KENNEBUNK, Maine--(BUSINESS WIRE)--As 2008 presidential hopefuls tout healthcare reform plans, state legislators continue to advocate for state-level policy changes. Universal healthcare solutions and health insurance options for the uninsured are gaining steam in many state House and Senate debates. Mark Farrah Associates (MFA) recapped the latest state policy initiatives in a recent article published in Healthcare Business Strategy, a popular industry analysis series.

State health policy highlights from the article are as follows:

The California legislature’s defeat of universal healthcare legislation in January 2008 was a blow to reformers who hoped passage of a comprehensive package there would lead other states to tackle healthcare legislation.

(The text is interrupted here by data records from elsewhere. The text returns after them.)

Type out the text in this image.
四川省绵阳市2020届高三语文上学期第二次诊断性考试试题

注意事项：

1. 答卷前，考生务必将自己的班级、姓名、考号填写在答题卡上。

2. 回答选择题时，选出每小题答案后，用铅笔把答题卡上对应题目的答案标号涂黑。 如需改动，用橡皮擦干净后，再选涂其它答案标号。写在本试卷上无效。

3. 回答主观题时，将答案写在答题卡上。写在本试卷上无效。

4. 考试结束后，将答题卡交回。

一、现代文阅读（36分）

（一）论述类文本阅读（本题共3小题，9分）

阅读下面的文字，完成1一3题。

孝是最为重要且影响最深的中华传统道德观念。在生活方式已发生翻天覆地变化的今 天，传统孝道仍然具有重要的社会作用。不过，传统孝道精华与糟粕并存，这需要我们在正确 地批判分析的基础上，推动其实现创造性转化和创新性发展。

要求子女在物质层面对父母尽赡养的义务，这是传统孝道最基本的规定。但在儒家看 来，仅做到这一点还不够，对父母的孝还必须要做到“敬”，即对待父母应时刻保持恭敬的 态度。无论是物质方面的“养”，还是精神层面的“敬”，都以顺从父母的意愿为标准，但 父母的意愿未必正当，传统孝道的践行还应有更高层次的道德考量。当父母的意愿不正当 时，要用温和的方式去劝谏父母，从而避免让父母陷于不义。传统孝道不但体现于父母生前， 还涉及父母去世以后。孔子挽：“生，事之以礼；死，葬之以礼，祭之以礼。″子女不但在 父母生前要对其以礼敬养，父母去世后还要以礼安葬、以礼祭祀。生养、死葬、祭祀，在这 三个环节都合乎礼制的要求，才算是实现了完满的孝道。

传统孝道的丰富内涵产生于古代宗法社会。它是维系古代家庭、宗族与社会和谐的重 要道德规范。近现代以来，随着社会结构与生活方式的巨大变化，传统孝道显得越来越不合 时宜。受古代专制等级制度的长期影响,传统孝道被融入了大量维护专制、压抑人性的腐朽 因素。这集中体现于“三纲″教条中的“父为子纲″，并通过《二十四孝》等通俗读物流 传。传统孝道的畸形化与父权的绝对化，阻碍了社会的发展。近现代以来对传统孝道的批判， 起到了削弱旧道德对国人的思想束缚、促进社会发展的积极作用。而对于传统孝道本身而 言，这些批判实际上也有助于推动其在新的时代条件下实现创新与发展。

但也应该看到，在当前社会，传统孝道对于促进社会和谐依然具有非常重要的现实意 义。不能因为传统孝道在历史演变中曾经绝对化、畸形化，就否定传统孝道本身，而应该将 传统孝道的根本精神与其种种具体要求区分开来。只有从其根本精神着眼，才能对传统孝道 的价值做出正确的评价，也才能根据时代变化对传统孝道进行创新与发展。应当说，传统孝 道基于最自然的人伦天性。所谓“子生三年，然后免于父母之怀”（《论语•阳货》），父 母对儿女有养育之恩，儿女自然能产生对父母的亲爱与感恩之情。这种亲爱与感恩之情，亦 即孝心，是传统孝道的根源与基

Meanwhile, the Massachusetts Commonwealth Connector, a program that offers subsidized and lower-cost plans for uninsured residents is turning out to be more expensive than anticipated.

A universal plan by Pennsylvania Gov. Rendell would offer subsidies to enrollees with income less than 300% of federal poverty level and premium assistance to small employers.

The proposed Illinois Health Care for All Act would provide guaranteed coverage to small businesses and individuals.

A group of Minnesota Democratic-Farmer-Labor Party legislators introduced legislation in early February to establish a single-payer healthcare system.

The state of Washington will begin to implement recommendations of the Blue Ribbon Commission on Health Care Costs and Access.

Bills to set up exchanges or clearinghouses to provide residents easy access to affordable insurance plans are under consideration in Kansas, Oregon and Wisconsin.

The MFA assessment finds there is a growing consensus for universal healthcare and mandatory health insurance. Visit http://www.markfarrah.com/healthcarebs.asp?article=37 to read the full article, State Legislatures: The Healthcare Reform Battleground.

Healthcare Business Strategy (BS) is a free brief that presents analysis of important issues and developments affecting healthcare business today. To receive email alerts when new issues are published, visit http://www.markfarrah.com/subscribe.asp and subscribe.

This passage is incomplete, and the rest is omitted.